Migranten attackieren tunesische Küstenwache mit Molotow-Cocktails

Immer aggressiver treten afrikanische Migranten in Schlepperbooten auf, wenn sie im Mittelmeer das falsche Boot »rettet«. Am Freitag wurde die tunesische Küstenwache, die sie zurückbringen wollte, mit Brandsätzen attackiert. In der Folge gab es acht Tote.

Im Mittelmeer wurden nach gewaltsamen Auseinandersetzungen am Freitag zwischen den Insassen eines Flüchtlingsboots und der tunesischen Küstenwache acht Tote aus dem Mittelmeer geborgen, wie der Sprecher der tunesischen Nationalgarde, Houssemeddine Jebabli, bekannt gab.

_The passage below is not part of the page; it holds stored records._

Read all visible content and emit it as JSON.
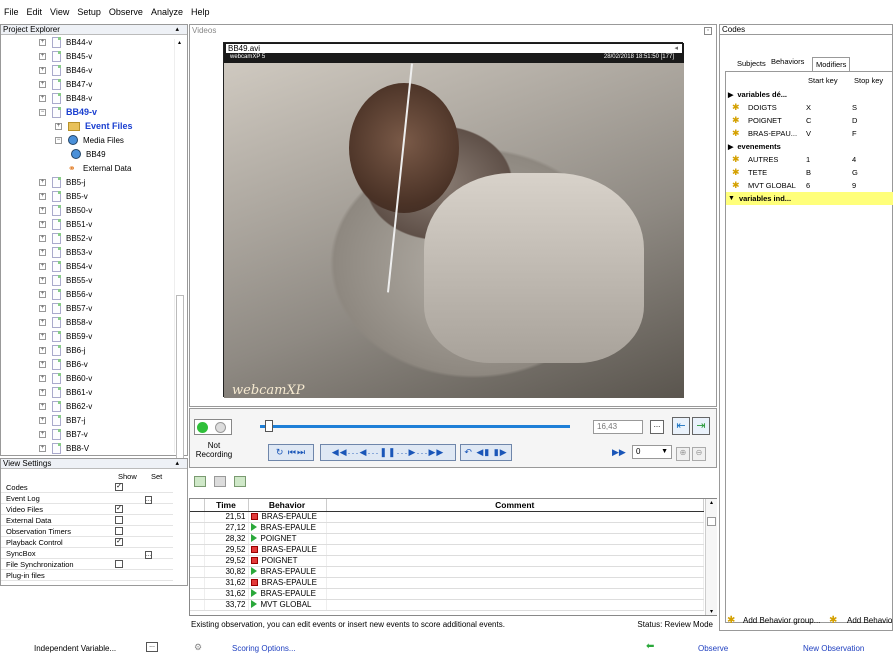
{
  "menu": [
    "File",
    "Edit",
    "View",
    "Setup",
    "Observe",
    "Analyze",
    "Help"
  ],
  "project_explorer": {
    "title": "Project Explorer",
    "items": [
      {
        "label": "BB44-v",
        "type": "doc",
        "level": 1,
        "expanded": false
      },
      {
        "label": "BB45-v",
        "type": "doc",
        "level": 1,
        "expanded": false
      },
      {
        "label": "BB46-v",
        "type": "doc",
        "level": 1,
        "expanded": false
      },
      {
        "label": "BB47-v",
        "type": "doc",
        "level": 1,
        "expanded": false
      },
      {
        "label": "BB48-v",
        "type": "doc",
        "level": 1,
        "expanded": false
      },
      {
        "label": "BB49-v",
        "type": "doc",
        "level": 1,
        "expanded": true,
        "active": true
      },
      {
        "label": "Event Files",
        "type": "folder",
        "level": 2,
        "expanded": false,
        "active": true
      },
      {
        "label": "Media Files",
        "type": "cam",
        "level": 2,
        "expanded": true
      },
      {
        "label": "BB49",
        "type": "cam",
        "level": 3
      },
      {
        "label": "External Data",
        "type": "ext",
        "level": 2
      },
      {
        "label": "BB5-j",
        "type": "doc",
        "level": 1
      },
      {
        "label": "BB5-v",
        "type": "doc",
        "level": 1
      },
      {
        "label": "BB50-v",
        "type": "doc",
        "level": 1
      },
      {
        "label": "BB51-v",
        "type": "doc",
        "level": 1
      },
      {
        "label": "BB52-v",
        "type": "doc",
        "level": 1
      },
      {
        "label": "BB53-v",
        "type": "doc",
        "level": 1
      },
      {
        "label": "BB54-v",
        "type": "doc",
        "level": 1
      },
      {
        "label": "BB55-v",
        "type": "doc",
        "level": 1
      },
      {
        "label": "BB56-v",
        "type": "doc",
        "level": 1
      },
      {
        "label": "BB57-v",
        "type": "doc",
        "level": 1
      },
      {
        "label": "BB58-v",
        "type": "doc",
        "level": 1
      },
      {
        "label": "BB59-v",
        "type": "doc",
        "level": 1
      },
      {
        "label": "BB6-j",
        "type": "doc",
        "level": 1
      },
      {
        "label": "BB6-v",
        "type": "doc",
        "level": 1
      },
      {
        "label": "BB60-v",
        "type": "doc",
        "level": 1
      },
      {
        "label": "BB61-v",
        "type": "doc",
        "level": 1
      },
      {
        "label": "BB62-v",
        "type": "doc",
        "level": 1
      },
      {
        "label": "BB7-j",
        "type": "doc",
        "level": 1
      },
      {
        "label": "BB7-v",
        "type": "doc",
        "level": 1
      },
      {
        "label": "BB8-V",
        "type": "doc",
        "level": 1
      }
    ]
  },
  "view_settings": {
    "title": "View Settings",
    "col_show": "Show",
    "col_set": "Set",
    "rows": [
      {
        "label": "Codes",
        "show": true,
        "set": false
      },
      {
        "label": "Event Log",
        "show": false,
        "set": true
      },
      {
        "label": "Video Files",
        "show": true,
        "set": false
      },
      {
        "label": "External Data",
        "show": false,
        "set": false
      },
      {
        "label": "Observation Timers",
        "show": false,
        "set": false
      },
      {
        "label": "Playback Control",
        "show": true,
        "set": false
      },
      {
        "label": "SyncBox",
        "show": false,
        "set": true
      },
      {
        "label": "File Synchronization",
        "show": false,
        "set": false
      },
      {
        "label": "Plug-in files",
        "show": false,
        "set": false
      }
    ]
  },
  "videos": {
    "title": "Videos",
    "file_name": "BB49.avi",
    "overlay_left": "webcamXP 5",
    "overlay_right": "28/02/2018 18:51:50  [177]",
    "watermark": "webcamXP"
  },
  "playback": {
    "recording_status": "Not Recording",
    "time_value": "16,43",
    "speed_value": "0",
    "slider_fraction": 0.03
  },
  "event_log": {
    "columns": [
      "Time",
      "Behavior",
      "Comment"
    ],
    "rows": [
      {
        "time": "21,51",
        "marker": "red",
        "behavior": "BRAS-EPAULE"
      },
      {
        "time": "27,12",
        "marker": "green",
        "behavior": "BRAS-EPAULE"
      },
      {
        "time": "28,32",
        "marker": "green",
        "behavior": "POIGNET"
      },
      {
        "time": "29,52",
        "marker": "red",
        "behavior": "BRAS-EPAULE"
      },
      {
        "time": "29,52",
        "marker": "red",
        "behavior": "POIGNET"
      },
      {
        "time": "30,82",
        "marker": "green",
        "behavior": "BRAS-EPAULE"
      },
      {
        "time": "31,62",
        "marker": "red",
        "behavior": "BRAS-EPAULE"
      },
      {
        "time": "31,62",
        "marker": "green",
        "behavior": "BRAS-EPAULE"
      },
      {
        "time": "33,72",
        "marker": "green",
        "behavior": "MVT GLOBAL"
      }
    ],
    "status_message": "Existing observation, you can edit events or insert new events to score additional events.",
    "status_mode": "Status: Review Mode"
  },
  "codes": {
    "title": "Codes",
    "tabs": [
      "Subjects",
      "Behaviors",
      "Modifiers"
    ],
    "active_tab": "Behaviors",
    "col_start": "Start key",
    "col_stop": "Stop key",
    "groups": [
      {
        "name": "variables dé...",
        "items": [
          {
            "name": "DOIGTS",
            "start": "X",
            "stop": "S"
          },
          {
            "name": "POIGNET",
            "start": "C",
            "stop": "D"
          },
          {
            "name": "BRAS-EPAU...",
            "start": "V",
            "stop": "F"
          }
        ]
      },
      {
        "name": "evenements",
        "items": [
          {
            "name": "AUTRES",
            "start": "1",
            "stop": "4"
          },
          {
            "name": "TETE",
            "start": "B",
            "stop": "G"
          },
          {
            "name": "MVT GLOBAL",
            "start": "6",
            "stop": "9"
          }
        ]
      },
      {
        "name": "variables ind...",
        "items": [],
        "highlighted": true
      }
    ],
    "add_group": "Add Behavior group...",
    "add_behavior": "Add Behavio"
  },
  "bottom_bar": {
    "independent_variable": "Independent Variable...",
    "scoring_options": "Scoring Options...",
    "observe": "Observe",
    "new_observation": "New Observation"
  },
  "colors": {
    "record_green": "#2fbf3a",
    "slider_blue": "#1e7fd7",
    "highlight_yellow": "#ffff7a",
    "red_marker": "#e23a3a",
    "green_marker": "#2aa83a",
    "link_blue": "#2040c0"
  }
}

Aus welchen Ländern die Toten stammten, blieb offen.

Tunesische Sicherheitskräfte versuchten das Schlepperboot kurz nach dem Auslaufen aus der Hafenstadt Sfax in Richtung Europa zu stoppen und zur Küste zurückzubringen. Daraufhin bewarfen die Insassen des Bootes die Sicherheitskräfte mit vorbereiteten Brandsätzen wie Molotow-Cocktails. Die Migranten haben schließlich ihr eigenes Boot angezündet und versucht schwimmend zu fliehen.

Festgenommen wurden von der Küstenwache acht Migranten von der Elfenbeinküste und zwei aus dem Kongo. Ein Flüchtling wurde laut Jebabli mit Verbrennungen in ein Krankenhaus gebracht. Wenig später entdeckten die Einsatzkräfte die erste Leiche im Mittelmeer. Seit Monaten steigt die Zahl der Menschen, die von Tunesien aus über das Mittelmeer nach Europa fliehen wollen.